That last post was starting to get a little long, so I decided to break this into its own post, but it’s a related thought. I talked about how case studies seem to indicate that you need to put in 10,000 hours to really become outstanding at something. That’s a lot of hours. I mean, seriously. I draft at 700 words an hour, on average, so assuming 70,000 words / 100 hours per book, that’d take me 100 books. Maybe by the time I’m 90?
So. Two things to add to that thought. The first is it’s worth remembering that that 10,000 hours is for the sort of incredible skill that leads to world-renowned soloists. But 8000 hours is good enough to get you into the symphony. And 4000 hours is perfectly sufficient for the more modest goal of teaching. Teaching still pays respectably and not everyone wants to be standing in the middle of the stage with all eyes trained on them.

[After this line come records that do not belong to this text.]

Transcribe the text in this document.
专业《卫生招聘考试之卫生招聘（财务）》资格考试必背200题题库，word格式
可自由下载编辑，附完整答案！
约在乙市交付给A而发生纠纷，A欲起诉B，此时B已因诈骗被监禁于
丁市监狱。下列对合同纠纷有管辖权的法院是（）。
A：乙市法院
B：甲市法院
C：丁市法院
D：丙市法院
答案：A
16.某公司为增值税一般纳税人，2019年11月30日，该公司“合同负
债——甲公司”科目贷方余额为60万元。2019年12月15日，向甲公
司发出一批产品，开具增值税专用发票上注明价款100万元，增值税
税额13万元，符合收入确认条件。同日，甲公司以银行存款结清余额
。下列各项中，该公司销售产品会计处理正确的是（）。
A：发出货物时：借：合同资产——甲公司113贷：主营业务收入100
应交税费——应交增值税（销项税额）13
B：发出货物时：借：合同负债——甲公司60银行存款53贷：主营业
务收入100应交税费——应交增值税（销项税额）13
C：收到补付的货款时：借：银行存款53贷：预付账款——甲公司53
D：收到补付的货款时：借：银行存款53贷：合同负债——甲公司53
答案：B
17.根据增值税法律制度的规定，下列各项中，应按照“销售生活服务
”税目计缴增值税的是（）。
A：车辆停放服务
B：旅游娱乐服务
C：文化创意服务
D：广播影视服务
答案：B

Second is that, in most acts of creation but I think writing especially, the actual creation of the product is only one small part of bringing it to life. A novel doesn’t start and end with typing the first draft. The numbers may differ by individual, but for every three hours I spend at the keyboard drafting, I probably spend an hour plotstorming and problem-solving, while walking the dogs or driving or showering, etc. And then there’s revisions, and the thinking time that goes along with those. And more revisions. And the non-manuscript tasks that are still vital to your success: queries, synopses, even blogging and developing a discoverable online presence. When you add up all those hours, too, the target numbers are not nearly so daunting.
I personally try to spend at least a little time every day on something that will help forward my aspirations, even if it’s as minor as just thinking about a plot knot. I know the journey is going to be a long one and there’s really no shortcut around it, but if I keep my momentum moving forward, no matter how fast or slow I’m going, I know I’ll get there eventually.